Following from the original Broadway outing, there was an injection of ‘Frenchness’ by director Fentiman in the composition of the production. For the film, there’s a dusty cloud of bon-bon sweetness to its French identity. The stage version captures the je ne sais quoi, striking a timeless Gallic style of folk music in Daniel Messe’s score. There’s a sublime use of rough beats, which from the outset pump blood around the body, letting us know that the score and lyrics for Amélie maybe its mightiest asset.

It isn’t all champagne and caviar, through all the madness, the surrealist nature of Amélie does take the time to breathe, both to success and its only let-down. We find tender moments of delight, touching scenes which round off characters, provide some space to gather ourselves. The closing act feels drawn out, by around ten minutes. The story is spun, our character’s content. Finally, Amelie is to have her deserving moment, but it doesn’t arrive when it ought. We have our emotions of tenter hooks, only to wait a little longer.

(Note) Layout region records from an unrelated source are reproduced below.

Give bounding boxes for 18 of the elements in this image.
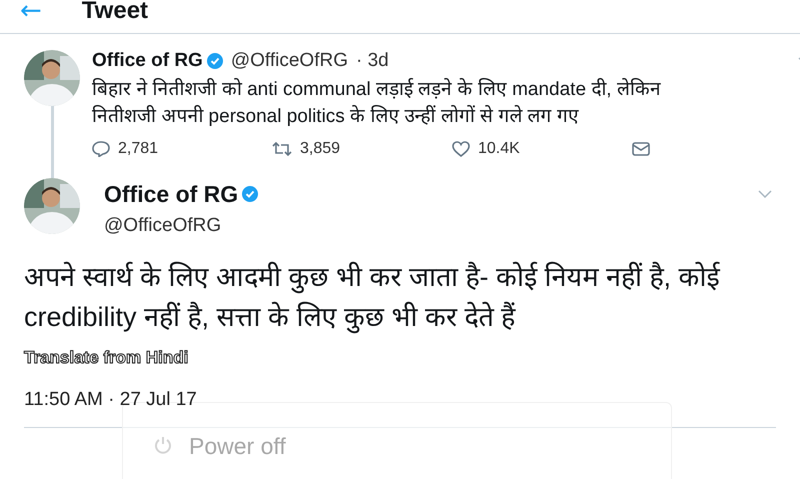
page-title: Tweet — [82, 0, 148, 22]
author-handle[interactable]: @OfficeOfRG — [104, 212, 772, 240]
author-name[interactable]: Office of RG — [104, 176, 238, 212]
timestamp: 11:50 AM · 27 Jul 17 — [24, 388, 197, 412]
action-count: 10.4K — [478, 139, 520, 159]
action-count: 3,859 — [300, 139, 340, 159]
author-name[interactable]: Office of RG — [92, 46, 203, 76]
action-count: 2,781 — [118, 139, 158, 159]
tweet-text: बिहार ने नितीशजी को anti communal लड़ाई लड़ने के लिए mandate दी, लेकिन नितीशजी अपनी personal politics के लिए उन्हीं लोगों से गले लग गए — [92, 77, 662, 129]
tweet-age: · 3d — [356, 48, 389, 73]
retweet-icon[interactable] — [272, 142, 292, 156]
tweet-text: अपने स्वार्थ के लिए आदमी कुछ भी कर जाता है- कोई नियम नहीं है, कोई credibility नहीं है, सत्ता के लिए कुछ भी कर देते हैं — [24, 260, 722, 336]
heart-icon[interactable] — [452, 141, 470, 157]
translate-link[interactable]: Translate from Hindi — [24, 344, 188, 370]
envelope-icon[interactable] — [632, 142, 650, 156]
thread-line — [50, 106, 54, 178]
speech-bubble-icon[interactable] — [92, 141, 110, 157]
author-handle[interactable]: @OfficeOfRG — [230, 46, 348, 76]
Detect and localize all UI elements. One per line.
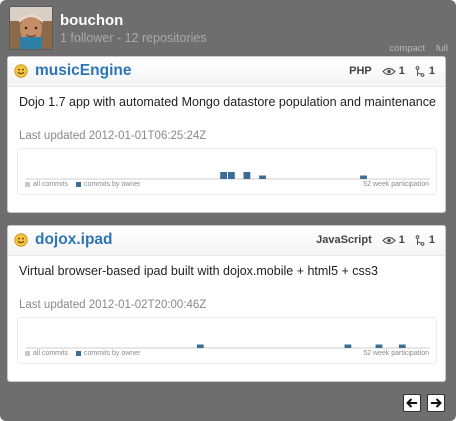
repo-description: Virtual browser-based ipad built with do… [19,264,378,278]
user-avatar[interactable] [9,6,53,50]
compact-view-link[interactable]: compact [389,43,425,54]
repo-description: Dojo 1.7 app with automated Mongo datast… [19,95,436,109]
view-toggle: compact full [381,43,448,54]
participation-bars [26,344,430,349]
repo-name-link[interactable]: musicEngine [35,62,131,80]
repo-last-updated: Last updated 2012-01-02T20:00:46Z [19,299,207,311]
participation-label: 52 week participation [363,181,429,188]
smiley-icon [14,64,28,78]
legend-swatch-all [25,182,30,187]
repo-language: PHP [349,65,372,77]
fork-icon [415,234,425,246]
username[interactable]: bouchon [60,12,123,29]
eye-icon [381,236,396,244]
repo-meta: PHP 1 1 [349,65,435,77]
graph-legend: all commits commits by owner [25,181,148,188]
arrow-left-icon [406,398,417,408]
commit-bar [228,172,235,179]
repo-card-header: musicEngine PHP 1 1 [8,57,445,87]
full-view-link[interactable]: full [436,43,448,54]
repo-last-updated: Last updated 2012-01-01T06:25:24Z [19,130,207,142]
legend-owner-commits: commits by owner [84,181,141,188]
legend-all-commits: all commits [33,350,69,357]
commit-bar [259,175,266,179]
commit-bar [220,172,227,179]
commit-bar [360,175,367,179]
user-stats: 1 follower - 12 repositories [60,31,207,45]
commit-bar [398,344,406,348]
arrow-right-icon [431,398,442,408]
participation-graph: all commits commits by owner 52 week par… [17,148,437,195]
legend-swatch-owner [76,351,82,356]
smiley-icon [14,233,28,247]
participation-graph: all commits commits by owner 52 week par… [17,317,437,364]
commit-bar [243,172,251,179]
next-page-button[interactable] [427,394,445,412]
repo-card: musicEngine PHP 1 1 Dojo 1.7 app with au… [7,56,446,213]
watchers-count[interactable]: 1 [399,234,405,246]
repo-language: JavaScript [316,234,372,246]
github-widget: bouchon 1 follower - 12 repositories com… [0,0,456,421]
participation-bars [26,172,430,180]
forks-count[interactable]: 1 [429,234,435,246]
fork-icon [415,65,425,77]
commit-bar [375,344,383,348]
repo-name-link[interactable]: dojox.ipad [35,231,113,249]
repo-card: dojox.ipad JavaScript 1 1 Virtual browse… [7,225,446,382]
graph-legend: all commits commits by owner [25,350,148,357]
repo-meta: JavaScript 1 1 [316,234,435,246]
legend-all-commits: all commits [33,181,69,188]
watchers-count[interactable]: 1 [399,65,405,77]
commit-bar [196,344,204,348]
repo-card-header: dojox.ipad JavaScript 1 1 [8,226,445,256]
participation-label: 52 week participation [363,350,429,357]
legend-owner-commits: commits by owner [84,350,141,357]
user-header: bouchon 1 follower - 12 repositories com… [0,0,456,58]
forks-count[interactable]: 1 [429,65,435,77]
legend-swatch-all [25,351,30,356]
commit-bar [344,344,352,348]
eye-icon [381,67,396,75]
legend-swatch-owner [76,182,82,187]
prev-page-button[interactable] [403,394,421,412]
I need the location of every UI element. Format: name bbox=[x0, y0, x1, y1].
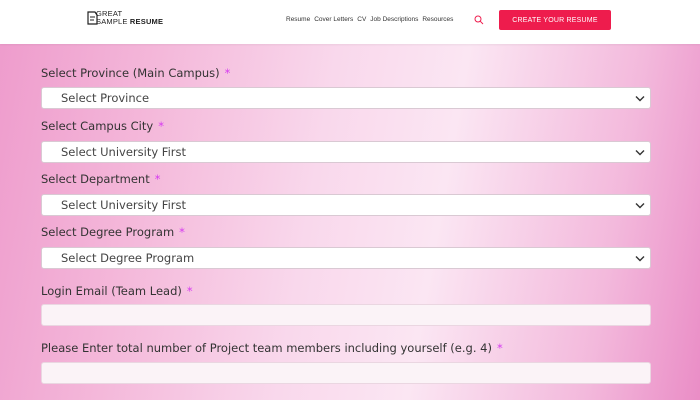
department-select-value: Select University First bbox=[61, 198, 187, 212]
province-label-text: Select Province (Main Campus) bbox=[41, 66, 220, 80]
logo-text: GREAT SAMPLE RESUME bbox=[96, 10, 163, 26]
team-members-label: Please Enter total number of Project tea… bbox=[41, 341, 503, 355]
degree-program-label-text: Select Degree Program bbox=[41, 225, 175, 239]
required-mark: * bbox=[158, 119, 164, 133]
required-mark: * bbox=[186, 284, 193, 298]
required-mark: * bbox=[179, 225, 185, 239]
login-email-label-text: Login Email (Team Lead) bbox=[41, 284, 182, 298]
top-nav-bar: GREAT SAMPLE RESUME Resume Cover Letters C… bbox=[0, 0, 700, 44]
nav-item-job-descriptions[interactable]: Job Descriptions bbox=[370, 16, 418, 23]
degree-program-label: Select Degree Program * bbox=[41, 225, 185, 239]
nav-item-resources[interactable]: Resources bbox=[422, 16, 453, 23]
department-label: Select Department * bbox=[41, 172, 160, 186]
create-resume-button[interactable]: CREATE YOUR RESUME bbox=[499, 10, 611, 30]
logo-line2: SAMPLE RESUME bbox=[96, 18, 163, 26]
department-label-text: Select Department bbox=[41, 172, 150, 186]
campus-city-select[interactable]: Select University First bbox=[41, 141, 651, 163]
search-icon[interactable] bbox=[474, 15, 484, 25]
required-mark: * bbox=[496, 341, 503, 355]
logo-line2-b: RESUME bbox=[129, 17, 164, 26]
campus-city-label: Select Campus City * bbox=[41, 119, 164, 133]
chevron-down-icon bbox=[635, 256, 645, 262]
team-members-field[interactable] bbox=[41, 362, 651, 384]
logo-line2-a: SAMPLE bbox=[96, 17, 130, 26]
chevron-down-icon bbox=[635, 150, 645, 156]
campus-city-label-text: Select Campus City bbox=[41, 119, 154, 133]
required-mark: * bbox=[224, 66, 231, 80]
login-email-label: Login Email (Team Lead) * bbox=[41, 284, 193, 298]
main-nav: Resume Cover Letters CV Job Descriptions Res… bbox=[286, 16, 457, 23]
province-select[interactable]: Select Province bbox=[41, 87, 651, 109]
nav-item-cover-letters[interactable]: Cover Letters bbox=[314, 16, 353, 23]
login-email-field[interactable] bbox=[41, 304, 651, 326]
team-members-label-text: Please Enter total number of Project tea… bbox=[41, 341, 492, 355]
nav-item-resume[interactable]: Resume bbox=[286, 16, 310, 23]
chevron-down-icon bbox=[635, 203, 645, 209]
province-label: Select Province (Main Campus) * bbox=[41, 66, 230, 80]
degree-program-select-value: Select Degree Program bbox=[61, 251, 195, 265]
department-select[interactable]: Select University First bbox=[41, 194, 651, 216]
campus-city-select-value: Select University First bbox=[61, 145, 187, 159]
chevron-down-icon bbox=[635, 96, 645, 102]
required-mark: * bbox=[154, 172, 161, 186]
degree-program-select[interactable]: Select Degree Program bbox=[41, 247, 651, 269]
nav-item-cv[interactable]: CV bbox=[357, 16, 366, 23]
province-select-value: Select Province bbox=[61, 91, 150, 105]
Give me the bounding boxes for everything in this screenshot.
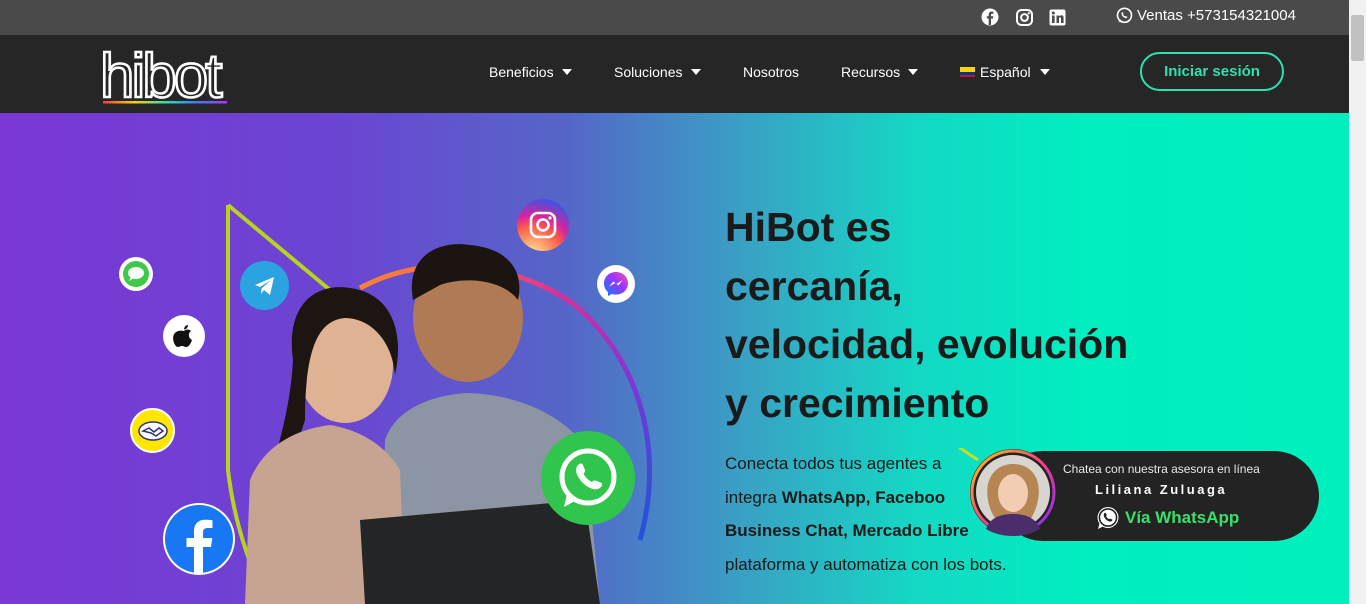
whatsapp-chat-widget[interactable]: Chatea con nuestra asesora en línea Lili… [958,448,1319,541]
instagram-icon [517,199,569,251]
headline-line: cercanía, [725,262,903,309]
nav-beneficios[interactable]: Beneficios [489,64,572,80]
chevron-down-icon [561,69,572,75]
language-selector[interactable]: Español [960,64,1050,80]
scrollbar-thumb[interactable] [1351,15,1364,61]
sales-phone-link[interactable]: Ventas +573154321004 [1116,7,1296,24]
svg-text:hibot: hibot [100,43,222,105]
page-scrollbar[interactable] [1349,0,1366,604]
whatsapp-icon [1095,505,1121,531]
widget-caption: Chatea con nuestra asesora en línea [1063,462,1260,476]
messenger-icon [597,265,635,303]
language-label: Español [980,64,1031,80]
headline-line: HiBot es [725,204,892,250]
headline-line: y crecimiento [725,379,990,426]
nav-recursos[interactable]: Recursos [841,64,919,80]
facebook-icon [163,503,235,575]
sales-phone-label: Ventas +573154321004 [1137,7,1296,24]
whatsapp-icon [1116,7,1133,24]
chevron-down-icon [1039,69,1050,75]
nav-soluciones-label: Soluciones [614,64,683,80]
nav-nosotros[interactable]: Nosotros [743,64,799,80]
imessage-icon [119,257,153,291]
description-text: integra [725,487,782,507]
login-button[interactable]: Iniciar sesión [1140,52,1284,91]
agent-avatar [958,448,1056,536]
instagram-icon[interactable] [1015,8,1033,26]
hero-illustration [226,203,652,604]
headline-line: velocidad, evolución [725,321,1129,367]
nav-soluciones[interactable]: Soluciones [614,64,701,80]
apple-icon [163,315,205,357]
nav-beneficios-label: Beneficios [489,64,554,80]
chevron-down-icon [690,69,701,75]
whatsapp-cta-label: Vía WhatsApp [1125,508,1240,527]
nav-recursos-label: Recursos [841,64,901,80]
agent-name: Liliana Zuluaga [1095,482,1228,497]
description-bold: WhatsApp, Faceboo [781,487,946,507]
telegram-icon [240,261,289,310]
colombia-flag-icon [960,67,975,77]
mercadolibre-icon [130,408,175,453]
chevron-down-icon [908,69,919,75]
description-line: plataforma y automatiza con los bots. [725,554,1007,574]
nav-nosotros-label: Nosotros [743,64,800,80]
linkedin-icon[interactable] [1048,8,1066,26]
facebook-icon[interactable] [981,8,999,26]
whatsapp-cta[interactable]: Vía WhatsApp [1095,505,1239,531]
whatsapp-icon [541,431,635,525]
hero-headline: HiBot es cercanía, velocidad, evolución … [725,198,1205,432]
hibot-logo[interactable]: hibot [99,41,240,112]
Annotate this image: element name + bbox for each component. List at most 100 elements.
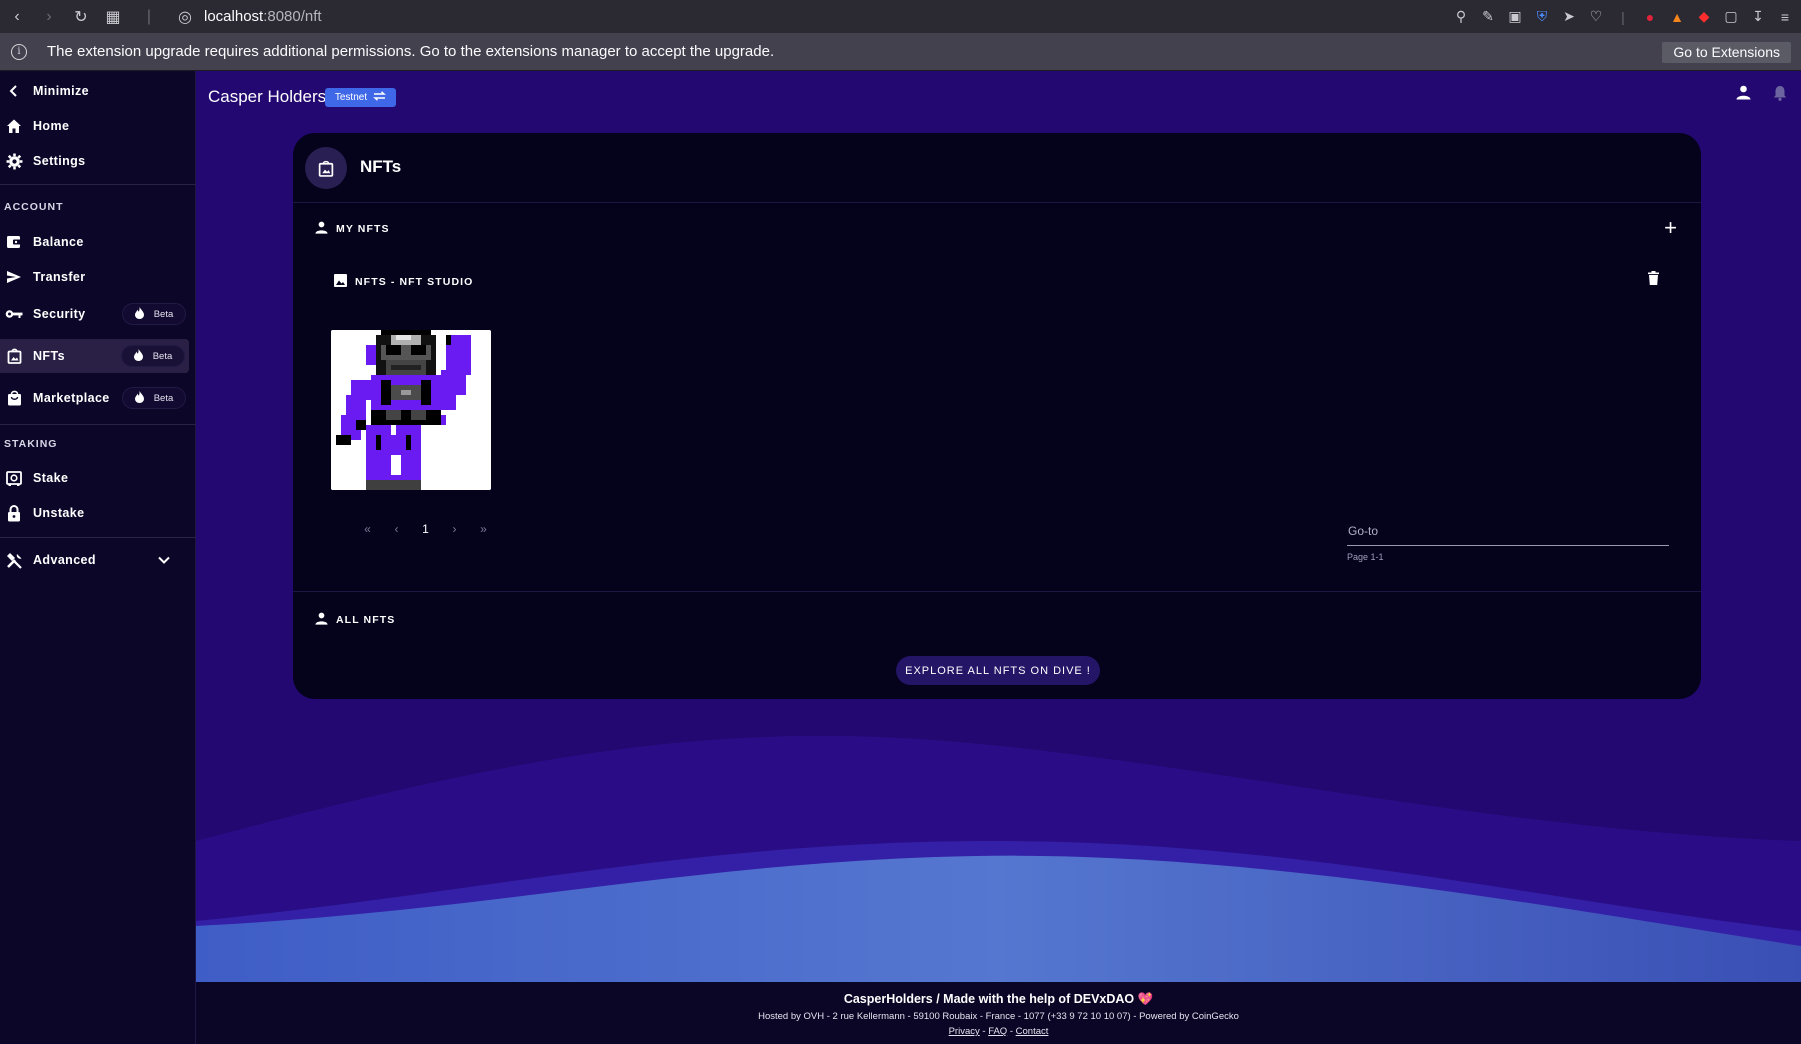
downloads-icon[interactable]: ↧ bbox=[1750, 8, 1766, 25]
url-path: :8080/nft bbox=[263, 8, 322, 25]
browser-toolbar: ‹ › ↻ ▦ | ◎ localhost:8080/nft ⚲ ✎ ▣ ⛨ ➤… bbox=[0, 0, 1801, 33]
sidebar-item-unstake[interactable]: Unstake bbox=[0, 496, 196, 530]
url-host: localhost bbox=[204, 8, 264, 25]
gear-icon bbox=[5, 152, 23, 170]
my-nfts-heading: MY NFTS bbox=[315, 221, 390, 237]
browser-nav: ‹ › ↻ ▦ | ◎ bbox=[0, 7, 196, 27]
nft-bag-icon bbox=[305, 147, 347, 189]
reload-icon[interactable]: ↻ bbox=[70, 7, 92, 27]
shield-icon[interactable]: ⛨ bbox=[1534, 8, 1550, 25]
screenshot-icon[interactable]: ▣ bbox=[1507, 8, 1523, 25]
main-content: Casper Holders Testnet NFTs MY NFTS + NF… bbox=[196, 71, 1801, 982]
goto-page-hint: Page 1-1 bbox=[1347, 552, 1384, 562]
edit-icon[interactable]: ✎ bbox=[1480, 8, 1496, 25]
home-icon bbox=[5, 117, 23, 135]
sidebar-item-advanced[interactable]: Advanced bbox=[0, 543, 196, 577]
privacy-link[interactable]: Privacy bbox=[949, 1026, 980, 1037]
casper-signer-icon[interactable]: ◆ bbox=[1696, 8, 1712, 25]
flame-icon bbox=[133, 348, 143, 364]
go-to-extensions-button[interactable]: Go to Extensions bbox=[1662, 42, 1791, 63]
sidebar-item-settings[interactable]: Settings bbox=[0, 144, 196, 178]
footer-links: Privacy - FAQ - Contact bbox=[948, 1026, 1049, 1037]
sidebar-item-transfer[interactable]: Transfer bbox=[0, 260, 196, 294]
zoom-icon[interactable]: ⚲ bbox=[1453, 8, 1469, 25]
app-title: Casper Holders bbox=[208, 87, 327, 106]
nfts-card: NFTs MY NFTS + NFTS - NFT STUDIO « ‹ 1 ›… bbox=[293, 133, 1701, 699]
notifications-bell-icon[interactable] bbox=[1773, 85, 1787, 106]
next-page-icon[interactable]: › bbox=[440, 522, 469, 536]
delete-icon[interactable] bbox=[1648, 271, 1659, 290]
sidebar-item-marketplace[interactable]: Marketplace Beta bbox=[0, 381, 196, 415]
sidebar-item-label: Advanced bbox=[33, 553, 96, 567]
heart-icon[interactable]: ♡ bbox=[1588, 8, 1604, 25]
section-label: NFTS - NFT STUDIO bbox=[355, 276, 474, 288]
info-icon: i bbox=[11, 43, 27, 60]
extension-notification-bar: i The extension upgrade requires additio… bbox=[0, 33, 1801, 71]
collection-heading: NFTS - NFT STUDIO bbox=[334, 274, 473, 290]
sidebar-item-label: Transfer bbox=[33, 270, 86, 284]
decorative-waves bbox=[196, 735, 1801, 982]
image-icon bbox=[334, 274, 347, 290]
forward-icon[interactable]: › bbox=[38, 8, 60, 26]
url-bar[interactable]: localhost:8080/nft bbox=[204, 8, 322, 25]
safe-icon bbox=[5, 469, 23, 487]
prev-page-icon[interactable]: ‹ bbox=[382, 522, 411, 536]
beta-label: Beta bbox=[153, 308, 174, 320]
pagination: « ‹ 1 › » bbox=[353, 522, 498, 536]
beta-badge: Beta bbox=[122, 303, 186, 325]
add-icon[interactable]: + bbox=[1664, 217, 1677, 239]
site-globe-icon: ◎ bbox=[178, 8, 192, 26]
card-title: NFTs bbox=[360, 157, 402, 176]
metamask-icon[interactable]: ▲ bbox=[1669, 9, 1685, 25]
sidebar-item-label: Stake bbox=[33, 471, 69, 485]
sidebar-item-nfts[interactable]: NFTs Beta bbox=[0, 339, 189, 373]
tools-icon bbox=[5, 551, 23, 569]
tabs-grid-icon[interactable]: ▦ bbox=[102, 7, 124, 27]
toolbar-divider: | bbox=[146, 7, 152, 25]
network-switch-badge[interactable]: Testnet bbox=[325, 88, 396, 107]
beta-label: Beta bbox=[153, 392, 174, 404]
browser-tools: ⚲ ✎ ▣ ⛨ ➤ ♡ | ● ▲ ◆ ▢ ↧ ≡ bbox=[1453, 0, 1793, 33]
send-icon[interactable]: ➤ bbox=[1561, 8, 1577, 25]
current-page[interactable]: 1 bbox=[411, 522, 440, 536]
extensions-cube-icon[interactable]: ▢ bbox=[1723, 8, 1739, 25]
send-icon bbox=[5, 268, 23, 286]
last-page-icon[interactable]: » bbox=[469, 522, 498, 536]
nft-bag-icon bbox=[5, 347, 23, 365]
sidebar-divider bbox=[0, 184, 196, 185]
beta-badge: Beta bbox=[122, 387, 186, 409]
sidebar-item-label: Marketplace bbox=[33, 391, 110, 405]
sidebar-item-label: Security bbox=[33, 307, 86, 321]
back-icon[interactable]: ‹ bbox=[6, 8, 28, 26]
sidebar-item-stake[interactable]: Stake bbox=[0, 461, 196, 495]
footer: CasperHolders / Made with the help of DE… bbox=[196, 982, 1801, 1044]
network-label: Testnet bbox=[334, 92, 368, 103]
account-icon[interactable] bbox=[1736, 85, 1751, 106]
card-header: NFTs bbox=[293, 133, 1701, 203]
chevron-left-icon bbox=[5, 82, 23, 100]
sidebar-item-security[interactable]: Security Beta bbox=[0, 297, 196, 331]
first-page-icon[interactable]: « bbox=[353, 522, 382, 536]
faq-link[interactable]: FAQ bbox=[988, 1026, 1007, 1037]
nft-card-image[interactable] bbox=[331, 330, 491, 490]
footer-credits: CasperHolders / Made with the help of DE… bbox=[843, 992, 1154, 1006]
sidebar-item-balance[interactable]: Balance bbox=[0, 225, 196, 259]
sidebar-item-label: NFTs bbox=[33, 349, 65, 363]
extension-red-icon[interactable]: ● bbox=[1642, 9, 1658, 25]
beta-badge: Beta bbox=[121, 345, 185, 367]
sidebar-divider bbox=[0, 537, 196, 538]
sidebar-item-home[interactable]: Home bbox=[0, 109, 196, 143]
contact-link[interactable]: Contact bbox=[1016, 1026, 1049, 1037]
chevron-down-icon bbox=[158, 553, 170, 567]
sidebar-item-label: Home bbox=[33, 119, 70, 133]
menu-icon[interactable]: ≡ bbox=[1777, 9, 1793, 25]
sidebar-item-minimize[interactable]: Minimize bbox=[0, 74, 196, 108]
person-icon bbox=[315, 612, 328, 628]
sidebar-item-label: Settings bbox=[33, 154, 86, 168]
explore-all-nfts-button[interactable]: EXPLORE ALL NFTS ON DIVE ! bbox=[896, 656, 1100, 685]
sidebar-item-label: Minimize bbox=[33, 84, 89, 98]
goto-page-input[interactable]: Go-to bbox=[1347, 524, 1669, 546]
pixel-art-nft bbox=[331, 330, 491, 490]
person-icon bbox=[315, 221, 328, 237]
section-divider bbox=[293, 591, 1701, 592]
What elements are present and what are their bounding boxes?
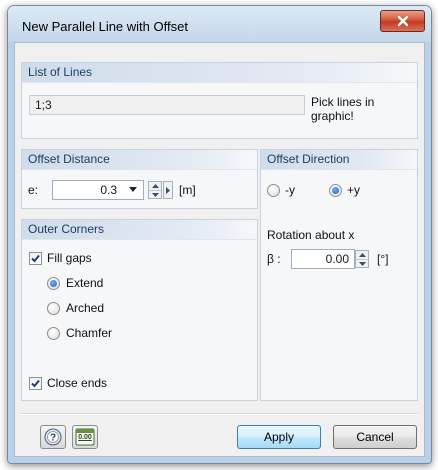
offset-distance-spinner[interactable] bbox=[148, 181, 162, 199]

Amélie the Musical is a contemporary fairy-tale, the genre in which we find aspects of imagination, the fantastic and enchantment through our characters absurdist disconnection with reality. We have malevolent figs, goldish companions and a charmingly crafted young Amélie puppet. A garden gnome, travelling the world and kind enough to send postcards. They all represent something, insecurities and failure to move on through grief. Madeleine Girling’s design takes note of Jeunet and Laurant’s 2001 aesthetic, magnifying it for the stage. From the moment we enter the theatre, the cast-iron greens peer out from the thick nicotine-tinted lighting. It’s a visual splendour of theatre.

It is these moments, these heightened fantastical scenes which make Amélie a treasure for the musical theatre collection. Its illusionary lighting, coy fairy-tale charm and folk-style composition set it apart from the rag-tag of Jukebox and ever replaying musicals. So, take advice from Amélie, leave the confines of boredom, dive into imagination and treat yourself to something magical.